If all DSS users access it over HTTPS, you can enforce session cookies security as described in /advanced/security_options.

HTTP deployment behind an Apache reverse proxy

The following configuration snippet can be used to forward DSS through an Apache HTTP server:

# Apache reverse proxy configuration for Dataiku Data Science Studio
# requires Apache version 2.4.5 or above
LoadModule proxy_module modules/mod_proxy.so
LoadModule proxy_http_module modules/mod_proxy_http.so
LoadModule proxy_wstunnel_module modules/mod_proxy_wstunnel.so

<VirtualHost *:80>
    ServerName dss.example.com
    ProxyPass / ws://DSS_HOST:DSS_PORT/
    ProxyPassReverse / ws://DSS_HOST:DSS_PORT/
    ProxyPreserveHost on
    ProxyTimeout 3600
</VirtualHost>

Configuring a proxy for DSS to access external resources

Data Science Studio proxy configuration for remote datasets

If Data Science Studio runs inside your private network, you may need to configure an outgoing proxy for it to be able to access external HTTP- or FTP-based network resources.

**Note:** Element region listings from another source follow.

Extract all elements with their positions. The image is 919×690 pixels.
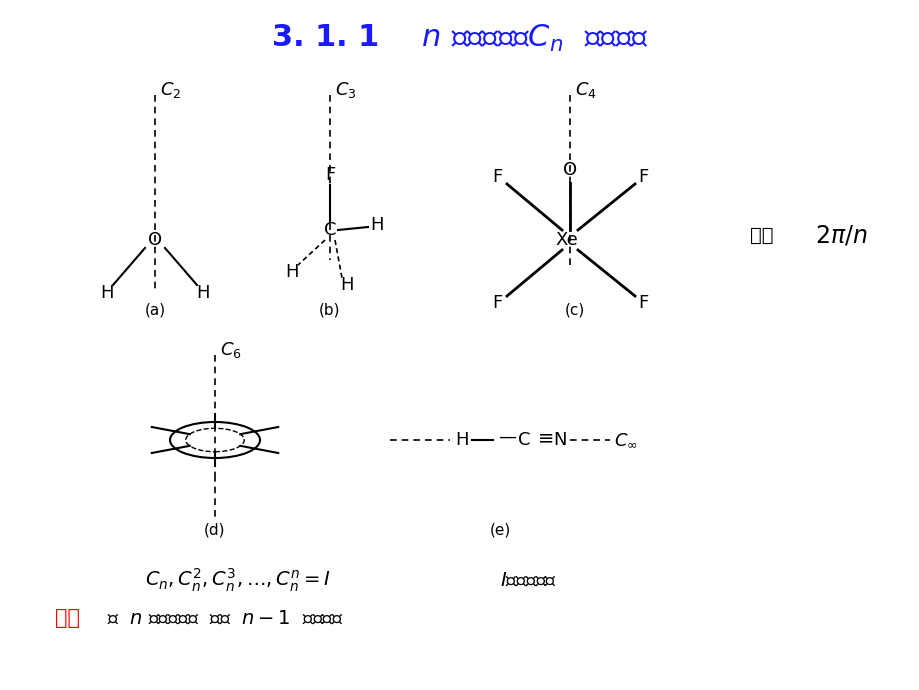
Text: F: F [637, 168, 647, 186]
Text: $\equiv$: $\equiv$ [533, 428, 553, 448]
Text: $C_4$: $C_4$ [574, 80, 596, 100]
Text: F: F [492, 294, 502, 312]
Text: $C_\infty$: $C_\infty$ [613, 431, 637, 449]
Text: $I$为恒等操作: $I$为恒等操作 [499, 571, 556, 589]
Text: $C_n, C_n^2, C_n^3, \ldots, C_n^n = I$: $C_n, C_n^2, C_n^3, \ldots, C_n^n = I$ [145, 566, 331, 593]
Text: H: H [455, 431, 468, 449]
Text: (d): (d) [204, 522, 225, 538]
Text: H: H [196, 284, 210, 302]
Text: F: F [492, 168, 502, 186]
Text: O: O [148, 231, 162, 249]
Text: N: N [552, 431, 566, 449]
Text: $C_2$: $C_2$ [160, 80, 181, 100]
Text: F: F [324, 166, 335, 184]
Text: C: C [323, 221, 335, 239]
Text: —: — [497, 428, 516, 446]
Text: ：  $n$ 最大的轴。  产生  $n-1$  个转动。: ： $n$ 最大的轴。 产生 $n-1$ 个转动。 [107, 609, 344, 627]
Text: 转角: 转角 [749, 226, 773, 244]
Text: $C_3$: $C_3$ [335, 80, 357, 100]
Text: 3. 1. 1    $n$ 重对称轴，$C_n$  （转动）: 3. 1. 1 $n$ 重对称轴，$C_n$ （转动） [271, 23, 648, 54]
Text: (e): (e) [489, 522, 510, 538]
Text: F: F [637, 294, 647, 312]
Text: C: C [517, 431, 530, 449]
Text: H: H [100, 284, 114, 302]
Text: H: H [340, 276, 353, 294]
Text: H: H [369, 216, 383, 234]
Text: 主轴: 主轴 [55, 608, 80, 628]
Text: (b): (b) [319, 302, 340, 317]
Text: O: O [562, 161, 576, 179]
Text: (a): (a) [144, 302, 165, 317]
Text: $C_6$: $C_6$ [220, 340, 242, 360]
Text: $2\pi / n$: $2\pi / n$ [814, 223, 867, 247]
Text: Xe: Xe [555, 231, 578, 249]
Text: H: H [285, 263, 299, 281]
Text: (c): (c) [564, 302, 584, 317]
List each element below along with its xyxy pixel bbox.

This applies in particular to HTTP, HTTPS and FTP remote datasets, Amazon S3 datasets and Twitter streams.

You can define a global proxy configuration for DSS in the “Settings” tab of the Administration page. Choose Proxy, fill in the fields, and save.

Every HTTP(S)- and FTP-based connection will now have an additional “Use global proxy” checkbox. Uncheck it if that connection should not go through the proxy (e.g. for services that are inside your private network). This also applies to Amazon EC2/S3, Elasticsearch, and Twitter connections.

Note

SOCKS proxies are not supported in Data Science Studio.

Warning

A note on FTP through HTTP Proxy

Connecting to a FTP server through an HTTP proxy requires passive mode, and requires the proxy to allow and support HTTP CONNECT method on ports 20, 21 and all unpriviledged ports (1024-65535).

Below is a sample Apache 2.4 configuration for this:

Listen 3128
<VirtualHost *:3128>
  ProxyRequests On
  ProxyVia On
  AllowConnect 20 21 443 1024-65535
  <Proxy *>
    Order deny,allow
    Deny from all
    # IP of internal network
    Allow from 1.2.3.4
  </Proxy>
</VirtualHost>

Proxy configuration for Python and R processes

The above global proxy configuration applies only to native connections made from the Data Science Studio backend. If you need to go through a proxy for network connections done from Python or R code (from recipe or notebook), you should configure it using standard configuration directives for these environments. This includes adding explicit proxy parameters to the network calls, e.g. for Python requests:

requests.get(URL, proxies={'http', 'http://MYPROXY:MYPROXYPORT'})

and/or globally configuring proxy directives through the standard http_proxy (https_proxy, ftp_proxy …) environment variables, e.g.:

# Add the following directive to DATADIR/bin/env-site.sh
# or to the session initialization file of the DSS Unix user (.profile or equivalent)
export http_proxy="http://MYPROXY:MYPROXYPORT"

Refer to Python / R reference manuals for details.

Note

This also applies to network accesses needed to download and install additional Python or R packages.